As for democratic legitimacy, I think your position is absurd. There is clearly no real public appetite to change the status quo on copyright law. If there were it would be an electoral issue, and it just isn’t.

> This argument didn't hold much water before there was a decent infrastructure of free software,…

Free software covers some basic commodity software and infrastructure needs and that’s about it. The first areas to be covered were tools and applications needed by software developers, text editors, compilers and such.

Beyond that the development of FOSS applications was very slow and incomplete. Meanwhile commercial software saw massive investment and the development of a plethora of both general and niche applications, including in many areas no FOSS applications even exist to this day.
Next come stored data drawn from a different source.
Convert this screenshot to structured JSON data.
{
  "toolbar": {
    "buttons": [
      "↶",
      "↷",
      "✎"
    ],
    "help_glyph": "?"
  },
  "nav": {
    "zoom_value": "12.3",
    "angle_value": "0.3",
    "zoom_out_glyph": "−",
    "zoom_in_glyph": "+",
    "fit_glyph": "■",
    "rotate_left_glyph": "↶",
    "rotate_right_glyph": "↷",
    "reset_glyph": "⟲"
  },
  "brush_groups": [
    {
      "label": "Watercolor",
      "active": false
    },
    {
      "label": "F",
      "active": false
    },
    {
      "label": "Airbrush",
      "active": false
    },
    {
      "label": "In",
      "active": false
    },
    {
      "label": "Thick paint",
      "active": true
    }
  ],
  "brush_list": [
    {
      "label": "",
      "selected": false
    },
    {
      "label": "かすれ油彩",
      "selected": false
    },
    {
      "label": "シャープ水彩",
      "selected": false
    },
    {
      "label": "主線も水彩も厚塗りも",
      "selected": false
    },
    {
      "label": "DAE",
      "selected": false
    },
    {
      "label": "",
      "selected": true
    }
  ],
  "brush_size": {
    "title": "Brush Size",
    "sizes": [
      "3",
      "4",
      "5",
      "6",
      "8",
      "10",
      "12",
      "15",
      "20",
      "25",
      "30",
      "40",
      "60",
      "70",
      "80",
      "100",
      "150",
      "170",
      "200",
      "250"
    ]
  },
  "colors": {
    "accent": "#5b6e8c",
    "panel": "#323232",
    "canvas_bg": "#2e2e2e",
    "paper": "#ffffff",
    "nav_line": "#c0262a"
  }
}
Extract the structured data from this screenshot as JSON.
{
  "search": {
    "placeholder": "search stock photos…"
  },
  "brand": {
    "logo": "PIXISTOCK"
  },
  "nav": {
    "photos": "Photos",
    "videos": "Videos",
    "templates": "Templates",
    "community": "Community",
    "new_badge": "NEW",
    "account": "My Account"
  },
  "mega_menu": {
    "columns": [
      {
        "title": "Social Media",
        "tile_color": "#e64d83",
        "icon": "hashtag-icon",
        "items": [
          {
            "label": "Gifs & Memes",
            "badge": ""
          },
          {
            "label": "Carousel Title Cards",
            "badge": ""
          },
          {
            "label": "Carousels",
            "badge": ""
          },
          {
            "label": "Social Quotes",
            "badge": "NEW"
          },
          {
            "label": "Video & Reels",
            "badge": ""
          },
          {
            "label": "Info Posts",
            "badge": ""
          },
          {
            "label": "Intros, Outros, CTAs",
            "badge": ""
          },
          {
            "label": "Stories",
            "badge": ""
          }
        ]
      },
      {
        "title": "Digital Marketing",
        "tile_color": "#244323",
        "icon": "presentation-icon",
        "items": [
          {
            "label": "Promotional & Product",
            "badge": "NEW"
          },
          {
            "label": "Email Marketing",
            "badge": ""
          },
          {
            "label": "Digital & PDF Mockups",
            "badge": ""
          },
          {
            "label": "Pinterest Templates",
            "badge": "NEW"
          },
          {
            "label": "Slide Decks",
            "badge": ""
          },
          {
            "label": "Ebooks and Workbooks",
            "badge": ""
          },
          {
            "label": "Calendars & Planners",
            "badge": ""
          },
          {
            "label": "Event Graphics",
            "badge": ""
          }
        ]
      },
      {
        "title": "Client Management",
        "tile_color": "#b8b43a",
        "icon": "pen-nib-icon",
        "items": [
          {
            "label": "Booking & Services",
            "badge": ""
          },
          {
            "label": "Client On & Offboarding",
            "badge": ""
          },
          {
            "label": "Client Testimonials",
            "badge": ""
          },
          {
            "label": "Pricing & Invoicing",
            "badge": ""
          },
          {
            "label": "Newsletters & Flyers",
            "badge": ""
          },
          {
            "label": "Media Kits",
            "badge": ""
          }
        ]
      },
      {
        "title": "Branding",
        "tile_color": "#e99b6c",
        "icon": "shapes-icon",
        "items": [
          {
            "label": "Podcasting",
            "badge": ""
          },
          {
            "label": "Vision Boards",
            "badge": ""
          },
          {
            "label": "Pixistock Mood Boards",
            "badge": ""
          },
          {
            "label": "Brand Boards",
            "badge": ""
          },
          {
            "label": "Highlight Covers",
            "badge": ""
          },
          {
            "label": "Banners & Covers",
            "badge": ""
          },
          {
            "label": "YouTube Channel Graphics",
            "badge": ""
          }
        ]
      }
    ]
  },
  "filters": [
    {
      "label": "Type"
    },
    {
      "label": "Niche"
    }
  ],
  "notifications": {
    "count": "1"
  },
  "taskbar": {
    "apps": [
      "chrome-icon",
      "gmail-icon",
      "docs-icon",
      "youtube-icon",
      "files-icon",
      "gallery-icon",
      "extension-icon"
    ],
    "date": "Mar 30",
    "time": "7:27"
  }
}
The commercial software industry consists of hundreds of billions of dollars in investment in software globally very year. It employs many tens of millions of developers, but also artists, designers, researchers, QA testers, trainers, and domain experts in almost every field of human endeavour that contribute to the refinement of the software. The FOSS ecosystem is pitifully tiny in comparison and it’s finding Morris can’t hope to come close to providing a viable alternative.

I’ll give two example from personal experience. In one job I worked for an independent software vendor that developed an application for designing cellular radio networks. It used terrain data and radio propagation modelling formulas to calculate signal strength and interference maps to help cellular network companies optimise their antenna placement and orientation. This was in the late 90s. No FOSS solutions exist in this space even today, developing the software took the input from a team of radio engineers as well as developers. The company also employed professional technical writers, application support personnel, trainers, a whole ecosystem of professionals.

The next job I worked at was an ISV developing derivatives trading applications for banks, pension funds and such. The software included front ends for traders, order routing servers, and interface gateways that connected to derivatives markets all over the world. Again the input from domain experts in trading was key, software developers on their own needed help to understand what traders needed, and how markets work.

Again, no open source solutions like that exist, and I don’t see any funding model coming along to address a need like this.

Even when FOSS does address a market need for applications, it often lags decades behind commercial applications, and is highly derivative of them, simply copying commercial application designs. People simply can’t wait half a lifetime for FOSS developers to get around to addressing a requirement, when commercial vendors can marshal Millions of dollars of investment to get useful applications to market in just a year or two.



> If you mean the same thing by pay for software then I’m truly lost. I pay for loads of software. I largely find it quite affordable.

So, you're rich, or you magically avoid the expensive software. Just as an example: Suppose I live in Peru and make the median income of ~3800 USD/year. Just a license for photoshop sets me back 252 USD/yes, or over 6.6% of my gross annual income. If you consider my taxes and very modest expenses, this becomes more like 10-15% of my free gross annual income. For a single application. Now suppose I want to buy a hundred apps or so (some subscription-based, some one-off). I won't be able to repay the debt before I'm dead.


I'm not sure what point you're trying to make, clearly enough people do pay for commercial software to fund it's development, otherwise it wouldn't get funded. Therefore, as a matter of gob-smackingly obvious reality, it is affordable enough for the model to work. I feel bad for Peruvians that can't afford it, I hope they find a way to get by, but that doesn't make the existence of commercial software a bad thing.